Thorne Wyness Architects

USCA Community Housing

Winner of the Scottish Rural Innovators award for Housing, 2016 and the SURF Sustainability award for Housing in 2017. Shortlisted for the Structural Timber Awards in the Social Housing Project of the year category 2018.

Ulva Ferry is a remote village in the National Scenic Area of North West Mull. Strong winds and heavy rains due to its exposed coastal location can make it a challenging but beautiful place to live.

In 2010 the community was under threat of losing its Primary School and Community Centre due to population decline caused by a lack of affordable housing options.

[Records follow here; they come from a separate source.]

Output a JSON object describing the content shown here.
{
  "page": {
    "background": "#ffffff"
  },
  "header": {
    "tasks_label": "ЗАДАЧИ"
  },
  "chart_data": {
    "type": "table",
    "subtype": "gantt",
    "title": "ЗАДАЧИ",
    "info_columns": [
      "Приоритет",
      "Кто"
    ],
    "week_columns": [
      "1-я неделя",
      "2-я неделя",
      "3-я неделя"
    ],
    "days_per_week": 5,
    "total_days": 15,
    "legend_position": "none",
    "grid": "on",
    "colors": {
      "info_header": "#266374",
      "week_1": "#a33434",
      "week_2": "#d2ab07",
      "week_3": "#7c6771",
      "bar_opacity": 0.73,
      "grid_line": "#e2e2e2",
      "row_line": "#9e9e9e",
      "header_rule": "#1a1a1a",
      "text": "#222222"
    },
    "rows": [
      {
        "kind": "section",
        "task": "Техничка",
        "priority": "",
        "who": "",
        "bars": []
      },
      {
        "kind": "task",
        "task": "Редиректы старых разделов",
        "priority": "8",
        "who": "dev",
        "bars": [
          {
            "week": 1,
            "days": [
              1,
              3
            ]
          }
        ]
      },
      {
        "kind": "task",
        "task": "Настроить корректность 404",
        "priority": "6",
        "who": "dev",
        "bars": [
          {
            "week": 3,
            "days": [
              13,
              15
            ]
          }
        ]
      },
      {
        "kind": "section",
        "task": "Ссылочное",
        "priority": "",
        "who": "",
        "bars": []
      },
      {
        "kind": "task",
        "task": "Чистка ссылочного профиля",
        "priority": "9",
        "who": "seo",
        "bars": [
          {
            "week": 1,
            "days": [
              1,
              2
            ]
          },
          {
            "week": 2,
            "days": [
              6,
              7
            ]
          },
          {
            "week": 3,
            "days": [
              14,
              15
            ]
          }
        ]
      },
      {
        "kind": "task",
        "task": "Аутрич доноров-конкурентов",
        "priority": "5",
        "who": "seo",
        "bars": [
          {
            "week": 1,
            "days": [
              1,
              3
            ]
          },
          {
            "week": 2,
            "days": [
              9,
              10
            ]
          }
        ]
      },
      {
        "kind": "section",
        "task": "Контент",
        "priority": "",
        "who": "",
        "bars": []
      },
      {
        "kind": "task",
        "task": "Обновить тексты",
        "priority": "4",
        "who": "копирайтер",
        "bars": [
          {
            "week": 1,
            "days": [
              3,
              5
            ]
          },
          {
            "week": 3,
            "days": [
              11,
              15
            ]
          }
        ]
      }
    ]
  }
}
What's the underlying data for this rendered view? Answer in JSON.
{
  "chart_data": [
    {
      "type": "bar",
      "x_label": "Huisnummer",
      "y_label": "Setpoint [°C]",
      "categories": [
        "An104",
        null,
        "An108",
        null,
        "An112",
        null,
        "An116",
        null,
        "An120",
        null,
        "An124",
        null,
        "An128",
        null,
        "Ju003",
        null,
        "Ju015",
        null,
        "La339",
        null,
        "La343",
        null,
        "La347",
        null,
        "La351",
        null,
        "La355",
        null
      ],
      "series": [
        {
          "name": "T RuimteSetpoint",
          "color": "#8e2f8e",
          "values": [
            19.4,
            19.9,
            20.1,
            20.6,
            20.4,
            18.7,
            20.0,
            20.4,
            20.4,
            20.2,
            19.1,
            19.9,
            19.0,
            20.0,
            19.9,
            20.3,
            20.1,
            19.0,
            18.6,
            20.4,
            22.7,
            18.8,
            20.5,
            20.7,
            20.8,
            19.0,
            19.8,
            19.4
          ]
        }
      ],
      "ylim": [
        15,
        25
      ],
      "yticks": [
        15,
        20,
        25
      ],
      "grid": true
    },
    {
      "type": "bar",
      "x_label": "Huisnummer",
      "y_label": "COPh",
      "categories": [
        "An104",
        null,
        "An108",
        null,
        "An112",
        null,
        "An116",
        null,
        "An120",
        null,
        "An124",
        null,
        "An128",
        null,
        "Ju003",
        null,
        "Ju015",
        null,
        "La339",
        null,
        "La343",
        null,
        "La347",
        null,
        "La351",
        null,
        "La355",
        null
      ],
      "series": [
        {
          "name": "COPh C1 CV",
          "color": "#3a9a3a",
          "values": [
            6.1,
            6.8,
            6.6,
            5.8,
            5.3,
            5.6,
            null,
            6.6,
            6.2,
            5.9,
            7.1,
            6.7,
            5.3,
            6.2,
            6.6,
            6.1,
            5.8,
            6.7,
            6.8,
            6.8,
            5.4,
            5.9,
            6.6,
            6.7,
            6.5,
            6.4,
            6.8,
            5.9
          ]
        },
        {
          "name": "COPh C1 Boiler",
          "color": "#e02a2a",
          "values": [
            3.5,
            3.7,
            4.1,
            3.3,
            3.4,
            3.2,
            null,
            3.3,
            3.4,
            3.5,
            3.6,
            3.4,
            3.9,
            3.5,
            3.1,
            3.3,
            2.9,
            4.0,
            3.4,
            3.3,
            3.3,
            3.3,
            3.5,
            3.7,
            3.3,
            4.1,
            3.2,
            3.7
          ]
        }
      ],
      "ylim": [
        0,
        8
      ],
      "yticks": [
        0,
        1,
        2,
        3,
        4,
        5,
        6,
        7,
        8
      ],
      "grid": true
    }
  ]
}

This project, a joint venture between the Ulva School Community Association (USCA) and Mull and Iona Community Trust (MICT), sought to sustain the community by providing two, three-bedroom rental homes, giving priority to young families.

Our aim was to create modern, comfortable and bright affordable family housing, with low heating bills to combat fuel poverty and thermally robust construction to prevent dampness and mould in the high humidity location.

The houses are ‘Silver’ certified by the Association for Environment Conscious Building (AECB) and received the Scottish Rural Innovators award for Housing in 2016 and the SURF Sustainability Housing Award in 2017. They are happily occupied by two families with a total of 6 children and have affordable rents and low energy bills, which make them a significant community asset.

South elevation


Design principals

The houses are designed using Fabric First, Passive House principles. A Cross laminated timber structure allowed us to create generous internal volumes inside a more reserved exterior. CLT helped us achieve great levels of airtightness and continuous insulation resulting in negative thermal bridging values. The thermally robust construction, along with modest north, east and west glazing and compact services mean that the houses are close to Passive standard, despite their single storey massing, rounding off the row of buildings, as encouraged by the local planners.

Internally, emphasis is placed on the kitchen, dining and living space as the heart of family life, and a strong connection is made between these spaces, the garden, and the wild landscape beyond. To create value, formal circulation and built-in storage was minimised thereby increasing the floor area and flexibility of spaces. A separate utility room gives access to the garden and an abundance of warm, ventilated storage is provided in the roof space.

The homes have more traditional, private north facing elevations, as seen from the road, and large areas of triple glazing to the garden and the south. The external cladding is sourced from a traditional, vernacular palette of Scottish larch and corrugated metal in a blue that takes precedent from the colours of the sea. We developed a set of custom details that sought to elevate the modest materials and create crisp and clean profiles that will prolong their life and protect them from harsh weather conditions.

The houses are heated by a single storage heater in the main living space, along with an electric towel rail in the bathroom. Hot water is mainly provided by solar thermal panels in the summer, with an electric back-up in the winter. A mechanical heat recovery system ensures that cooking smells from the open plan kitchen are minimised and humidity is controlled throughout the house. This system recovers heat from the extracted air to ensure nothing is wasted.

View of living room

View of dining room

View of kitchen


We wanted to deliver the best possible value to the community to make the most of their investment in the project and felt that adopting passive principles would secure tenancies in an area where heating costs associated with converted farm buildings and traditional properties can be difficult to sustain. Working with local contractors, unfamiliar with passive techniques and rigorous air testing and in a climate that can often be unsympathetic, we were looking for a way of simplifying the process.

We were familiar with Cross Laminated Timber through studying timber construction methods and felt that using CLT would allow us to achieve a very high standard of build quickly, easily and economically. Both houses achieved final airtightness results of 0.39l/s despite our contractors working under difficult conditions.

The houses are extremely thermally efficient as the structure is all on the same plane and the construction is thermal-bridge-free, with the exception of the small transfer points of the fixing through the insulation to the CLT.

The space heating requirement is minimal: a single storage heater in the main living space, along with an electric towel rail in the bathroom. Thanks to the high level of airtightness our use of a Mechanical ventilation and heat recovery system is particularly efficient, and the thermal mass provided by the CLT helps to keep internal temperatures constant.

The houses at Ulva Ferry are featured in Issue 23 of Passive House Plus Magazine.